Between times, finishing positions, records and qualifying standards, determining what’s important in track and field can be a convoluted and, sometimes, downright confusing process.
When it comes down to it, however, success in track ultimately is viewed in terms of gold, silver and bronze, and that makes the scope of recent accomplishments of three former University of Wisconsin athletes easy to see.
And it truly was an amazing accomplishment for Matt Tegenkamp, Chris Solinsky and Evan Jager last Friday at the USA Outdoor Track and Field Championships (Videos below).
The trio pulled off an unlikely sweep for their new team, Oregon Track Club Elite, in their new backyard, Eugene, Ore, by finishing 1-2-3 in the 5,000 meters. Suddenly, there were three athletes who had made careers out of putting the Cardinal and White up front while in college covering the medal stand at Hayward Field with a singular shade of green … as well as the red, white and blue.

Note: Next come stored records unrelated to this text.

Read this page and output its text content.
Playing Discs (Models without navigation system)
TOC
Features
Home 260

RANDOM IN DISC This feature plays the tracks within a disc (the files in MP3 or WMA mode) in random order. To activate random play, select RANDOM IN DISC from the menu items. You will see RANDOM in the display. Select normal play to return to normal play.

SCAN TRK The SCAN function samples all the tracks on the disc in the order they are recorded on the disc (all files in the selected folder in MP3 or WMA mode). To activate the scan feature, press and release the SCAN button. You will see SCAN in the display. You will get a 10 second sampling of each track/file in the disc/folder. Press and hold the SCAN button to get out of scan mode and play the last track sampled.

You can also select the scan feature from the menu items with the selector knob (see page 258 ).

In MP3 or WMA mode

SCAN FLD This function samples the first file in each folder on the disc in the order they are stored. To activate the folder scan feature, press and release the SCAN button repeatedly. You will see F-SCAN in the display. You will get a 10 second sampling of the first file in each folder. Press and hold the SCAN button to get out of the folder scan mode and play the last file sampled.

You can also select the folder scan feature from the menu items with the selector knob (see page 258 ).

As the top three finishers, Tegenkamp, Solinsky and Jager are eligible to carry the flag again at the IAAF World Championships in Athletics, provided they all meet the IAAF’s ‘B’ qualifying standard and at least two have achieved the ‘A’ standard. So far, only Solinsky has run a time under the ‘A’ standard of 13:20.00.

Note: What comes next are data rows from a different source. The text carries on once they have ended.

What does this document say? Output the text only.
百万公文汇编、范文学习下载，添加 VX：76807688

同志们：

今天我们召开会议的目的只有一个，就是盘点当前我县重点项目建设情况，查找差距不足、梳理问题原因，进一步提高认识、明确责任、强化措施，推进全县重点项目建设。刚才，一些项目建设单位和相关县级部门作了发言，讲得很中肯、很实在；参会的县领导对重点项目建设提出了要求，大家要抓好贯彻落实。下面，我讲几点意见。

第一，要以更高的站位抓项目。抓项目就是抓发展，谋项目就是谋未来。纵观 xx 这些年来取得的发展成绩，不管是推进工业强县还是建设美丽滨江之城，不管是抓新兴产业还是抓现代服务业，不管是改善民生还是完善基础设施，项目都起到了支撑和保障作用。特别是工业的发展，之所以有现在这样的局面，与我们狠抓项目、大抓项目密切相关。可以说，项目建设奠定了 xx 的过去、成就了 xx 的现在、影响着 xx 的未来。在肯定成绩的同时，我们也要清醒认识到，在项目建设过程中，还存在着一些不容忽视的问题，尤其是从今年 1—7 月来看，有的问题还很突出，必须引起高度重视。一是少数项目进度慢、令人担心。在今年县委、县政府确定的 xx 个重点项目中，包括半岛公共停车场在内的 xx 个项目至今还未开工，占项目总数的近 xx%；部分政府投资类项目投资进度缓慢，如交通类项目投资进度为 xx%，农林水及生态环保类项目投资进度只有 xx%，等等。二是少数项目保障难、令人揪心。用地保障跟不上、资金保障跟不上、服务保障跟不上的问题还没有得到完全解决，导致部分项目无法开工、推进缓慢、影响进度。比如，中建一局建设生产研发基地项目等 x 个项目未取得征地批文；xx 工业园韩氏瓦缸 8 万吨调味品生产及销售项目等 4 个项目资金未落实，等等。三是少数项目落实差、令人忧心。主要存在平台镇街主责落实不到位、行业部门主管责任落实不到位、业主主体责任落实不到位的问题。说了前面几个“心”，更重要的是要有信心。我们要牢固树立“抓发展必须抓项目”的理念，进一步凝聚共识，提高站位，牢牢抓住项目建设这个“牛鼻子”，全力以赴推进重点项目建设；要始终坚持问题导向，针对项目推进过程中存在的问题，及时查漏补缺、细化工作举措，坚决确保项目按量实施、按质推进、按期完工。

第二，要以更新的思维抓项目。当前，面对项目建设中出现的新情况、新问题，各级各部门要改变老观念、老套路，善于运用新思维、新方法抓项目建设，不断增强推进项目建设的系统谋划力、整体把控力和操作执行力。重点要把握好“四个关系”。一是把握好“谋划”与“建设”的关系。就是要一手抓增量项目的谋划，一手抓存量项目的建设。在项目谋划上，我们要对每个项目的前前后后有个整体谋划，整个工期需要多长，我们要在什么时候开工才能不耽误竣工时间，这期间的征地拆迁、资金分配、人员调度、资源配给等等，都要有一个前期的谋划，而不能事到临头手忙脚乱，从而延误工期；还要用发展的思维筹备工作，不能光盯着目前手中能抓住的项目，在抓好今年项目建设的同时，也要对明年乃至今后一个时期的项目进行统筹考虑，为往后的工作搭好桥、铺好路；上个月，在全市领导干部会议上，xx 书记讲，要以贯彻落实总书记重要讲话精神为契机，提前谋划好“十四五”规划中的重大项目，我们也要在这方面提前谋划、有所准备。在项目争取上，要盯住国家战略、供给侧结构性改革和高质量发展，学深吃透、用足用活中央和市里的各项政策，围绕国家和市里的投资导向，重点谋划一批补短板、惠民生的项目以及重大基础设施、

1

In all likelihood, however, either Tegenkamp or Jager will chase down the ‘A’ standard before the month ends and all three will head to Berlin as part of the first U.S. national team to enter Olympic Stadium since Jesse Owens’ domination of the 1936 Games.
That would mean three of the four athletes representing the U.S. in the 5,000 -- defending world champion Bernard Lagat has an automatic entry -- are products of the same collegiate program.

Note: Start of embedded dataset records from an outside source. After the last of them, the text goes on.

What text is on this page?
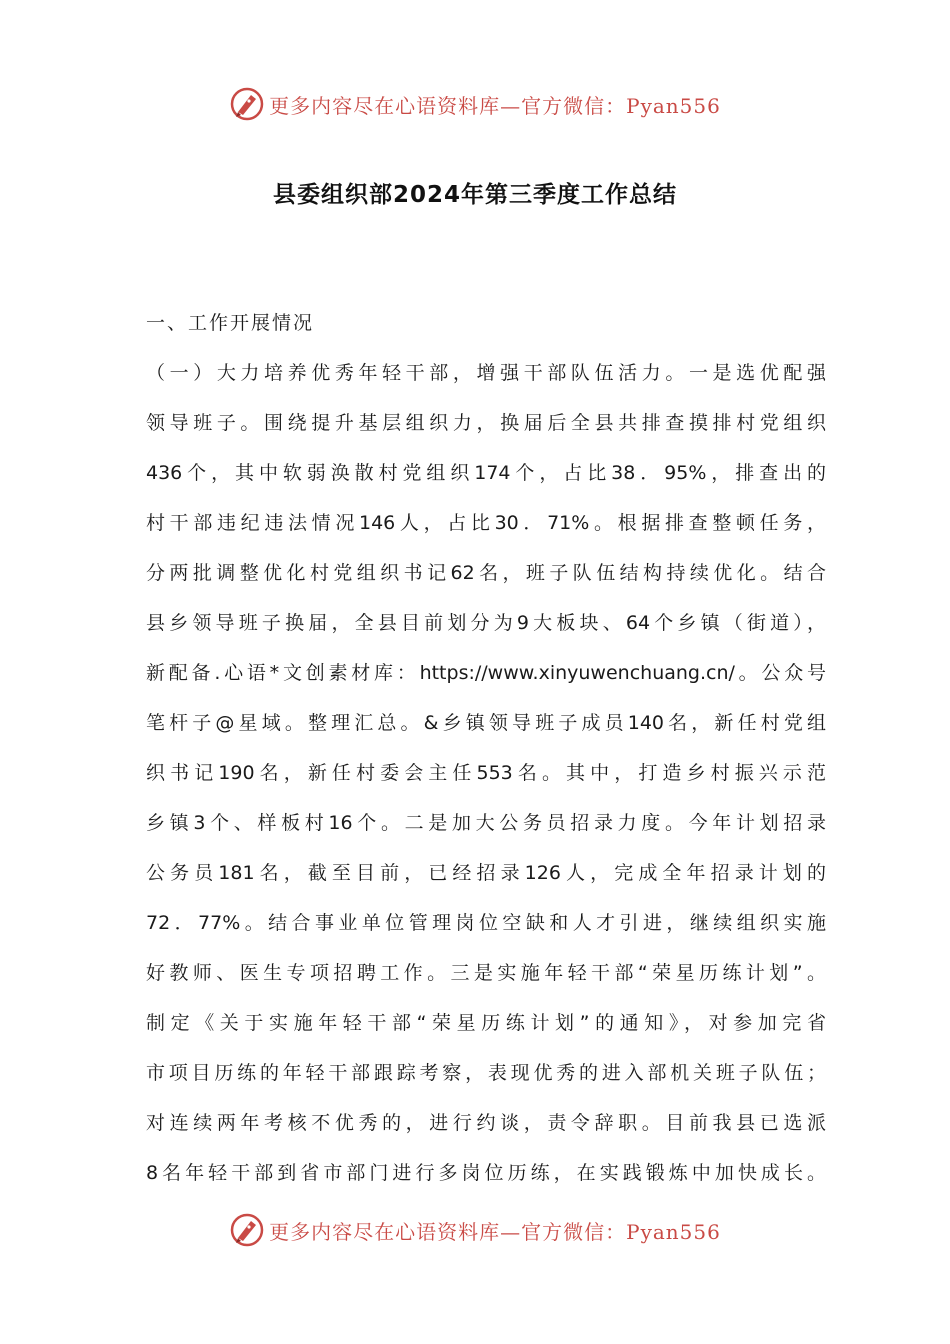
更多内容尽在心语资料库—官方微信：Pyan556
县委组织部2024年第三季度工作总结
一、工作开展情况
（一）大力培养优秀年轻干部，增强干部队伍活力。一是选优配强
领导班子。围绕提升基层组织力，换届后全县共排查摸排村党组织
436个，其中软弱涣散村党组织174个，占比38．95%，排查出的
村干部违纪违法情况146人，占比30．71%。根据排查整顿任务，
分两批调整优化村党组织书记62名，班子队伍结构持续优化。结合
县乡领导班子换届，全县目前划分为9大板块、64个乡镇（街道），
新配备.心语*文创素材库：https://www.xinyuwenchuang.cn/。公众号
笔杆子@星域。整理汇总。&乡镇领导班子成员140名，新任村党组
织书记190名，新任村委会主任553名。其中，打造乡村振兴示范
乡镇3个、样板村16个。二是加大公务员招录力度。今年计划招录
公务员181名，截至目前，已经招录126人，完成全年招录计划的
72．77%。结合事业单位管理岗位空缺和人才引进，继续组织实施
好教师、医生专项招聘工作。三是实施年轻干部“荣星历练计划”。
制定《关于实施年轻干部“荣星历练计划”的通知》，对参加完省
市项目历练的年轻干部跟踪考察，表现优秀的进入部机关班子队伍；
对连续两年考核不优秀的，进行约谈，责令辞职。目前我县已选派
8名年轻干部到省市部门进行多岗位历练，在实践锻炼中加快成长。
更多内容尽在心语资料库—官方微信：Pyan556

Add in former Badger Tim Nelson, who will be part of the American contingent in the 10,000 meters after finishing third in Eugene as part of a breakout season, and four of the seven distance runners who will represent the U.S. on the world stage are Badgers.
Now that’s saying something.
Tegenkamp is all but assured of making his third-consecutive U.S. national team, as he narrowly missed a medal with a fourth-place finish at the 2007 World Championships in Osaka, Japan, and also competed at last year’s Olympics in Beijing.
For Solinsky, Berlin will be his second national team berth -- he ran the 3,000 meters at the 2008 IAAF World Indoor Championships -- but his first at one of track and field’s showcase events.
Jager? Well it’s been a year of firsts for the 20-year-old since he elected to forgo his final three years of eligibility at UW and embark on a professional career. A trip to Berlin would be another.
All three followed their coach to Portland when Jerry Schumacher elected to leave his post as UW’s cross country and distance coach after an ultra-successful 10-year run and take on the challenge of working with professionals for Nike.
Add in Nelson and UW alum and NCAA cross country champion Simon Bairu -- who won the Canadian national 5,000 meters title last week -- and the Oregon Track Club now has a certain Wisconsin feel to it.
Of course, all the changes those former Badgers underwent in their transition to the Pacific Northwest were mirrored by changes back in Madison, too.
Mick Byrne left Iona College after 25 years at the helm of that program to take the reins of the Badgers’ distance dynasty and immediately began to fill the big shoes he stepped into.
In the fall, he guided UW to its 10th-consecutive Big Ten cross country title and another podium finish at the NCAA championship.
Then, on the track, Byrne coached junior Craig Miller to a runner-up finish in the NCAA indoor mile, as well as a Big Ten championship, All-America honors and a spot in the finals of the USA championships in the 1,500 during the outdoor season.
Next, he will welcome one of the nation’s top recruiting classes to campus this fall.
What was the Madison training group has become the Portland training group but, if Byrne’s first season at UW and last week’s “Schumacher Sweep” -- as they’re calling it up there -- are any indication, the move is working out well for Badgers past, present and future.
It also shows that, among all the change, at least one thing has remained constant: You can still expect to find Badgers at the front.